Key role, but most current ML is in the "applied" section, where the "theory" section instead explains the principles by which neural nets (or future architectures) work on the inside. Logical induction is a sidebar at some point explaining the theoretical ideal we're working towards, like I assume AIXI is in some textbooks.
Planning, Abstraction, Reasoning, Self-awareness.
I'm curious if you have a way to summarise what you think the "core insight" of ELK is, that allows it to improve on the way other alignment researchers think about solving the alignment problem.
Interesting post :) I'm intuitively a little skeptical - let me try to figure out why.
I think I buy that some reasoning process could consistently decide to hack in a robust way. But there are probably parts of that reasoning process that are still somewhat susceptible to being changed by gradient descent. In particular, hacking relies on the agent knowing what its current mesa-objective is - but that requires some type of introspective access, which may be difficult and the type of thing which could be hindered by gradient descent (especially when you're working in a very high-dimensional space!)

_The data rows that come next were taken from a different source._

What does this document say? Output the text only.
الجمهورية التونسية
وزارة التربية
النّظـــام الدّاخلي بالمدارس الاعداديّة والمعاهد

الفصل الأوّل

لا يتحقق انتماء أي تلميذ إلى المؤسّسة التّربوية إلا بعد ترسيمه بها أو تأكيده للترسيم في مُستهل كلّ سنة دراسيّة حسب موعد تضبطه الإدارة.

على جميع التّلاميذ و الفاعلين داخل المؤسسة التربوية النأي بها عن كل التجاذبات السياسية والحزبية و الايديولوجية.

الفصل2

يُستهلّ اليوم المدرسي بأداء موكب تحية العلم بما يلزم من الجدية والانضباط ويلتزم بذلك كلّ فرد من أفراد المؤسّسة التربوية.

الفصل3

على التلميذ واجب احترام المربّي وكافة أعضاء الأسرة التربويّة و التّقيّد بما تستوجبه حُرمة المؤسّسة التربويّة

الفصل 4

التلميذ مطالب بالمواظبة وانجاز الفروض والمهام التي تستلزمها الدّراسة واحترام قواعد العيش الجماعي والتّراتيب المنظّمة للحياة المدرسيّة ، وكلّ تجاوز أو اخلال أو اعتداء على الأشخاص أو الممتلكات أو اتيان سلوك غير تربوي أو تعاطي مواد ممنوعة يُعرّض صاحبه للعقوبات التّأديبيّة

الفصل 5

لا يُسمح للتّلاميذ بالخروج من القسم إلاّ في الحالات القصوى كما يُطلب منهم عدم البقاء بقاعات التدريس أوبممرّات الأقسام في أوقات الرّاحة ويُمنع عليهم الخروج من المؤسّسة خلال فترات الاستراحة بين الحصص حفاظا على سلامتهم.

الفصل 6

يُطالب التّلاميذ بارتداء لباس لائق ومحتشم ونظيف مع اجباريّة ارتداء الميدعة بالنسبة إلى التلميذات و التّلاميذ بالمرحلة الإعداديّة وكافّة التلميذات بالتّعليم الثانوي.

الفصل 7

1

The more general point is that the agent doesn't just need to decide to hack in a way that's robust to gradient descent, it has to also have all of its decisions about how to hack (e.g. figuring out where it is, and which schelling point to choose) be robust to gradient descent. And that seems much harder. The type of thing I imagine happening is gradient descent pushing the agent towards a mesa-objective which intrinsically disfavours gradient hacking, in a way which the agent has trouble noticing.

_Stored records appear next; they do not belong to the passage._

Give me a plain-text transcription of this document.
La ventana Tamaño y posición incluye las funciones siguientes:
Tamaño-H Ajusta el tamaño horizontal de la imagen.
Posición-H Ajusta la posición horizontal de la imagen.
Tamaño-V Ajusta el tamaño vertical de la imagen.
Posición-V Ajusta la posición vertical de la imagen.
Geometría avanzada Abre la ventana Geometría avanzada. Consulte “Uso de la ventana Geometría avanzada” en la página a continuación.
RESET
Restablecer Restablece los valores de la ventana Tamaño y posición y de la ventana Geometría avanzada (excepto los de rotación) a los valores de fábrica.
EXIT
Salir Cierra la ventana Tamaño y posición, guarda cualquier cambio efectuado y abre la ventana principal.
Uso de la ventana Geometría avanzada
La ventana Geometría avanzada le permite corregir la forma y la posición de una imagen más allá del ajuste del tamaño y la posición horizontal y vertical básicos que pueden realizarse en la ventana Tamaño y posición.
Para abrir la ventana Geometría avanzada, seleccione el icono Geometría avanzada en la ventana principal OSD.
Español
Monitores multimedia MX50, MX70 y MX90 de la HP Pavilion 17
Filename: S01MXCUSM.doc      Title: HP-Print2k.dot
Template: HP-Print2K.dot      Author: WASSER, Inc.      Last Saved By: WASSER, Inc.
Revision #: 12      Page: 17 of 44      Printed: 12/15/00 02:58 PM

Of course my argument fails when the agent has access to external memory - indeed, it can just write down a Schelling point for future versions of itself to converge to. So I'm wondering whether it's worth focusing on that over the memoryless case (even thought the latter has other nice properties), at least to flesh out an initial very compelling example.
Ah, that makes sense. In the section where you explain the steps of the game, I interpreted the comments in parentheses as further explanations of the step, rather than just a single example. (In hindsight the latter interpretation is obvious, but I was reading quickly - might be worth making this explicit for others who are doing the same.) So I thought that Bayes nets were built into the methodology. Apologies for the oversight!
I'm still a little wary of how much the report talks about concepts in a humans' Bayes net without really explaining why this is anywhere near a sensible model of humans, but I'll have another read through and see if I can pin down anything that I actively disagree with (since I do agree that it's useful to start off with very simple assumptions).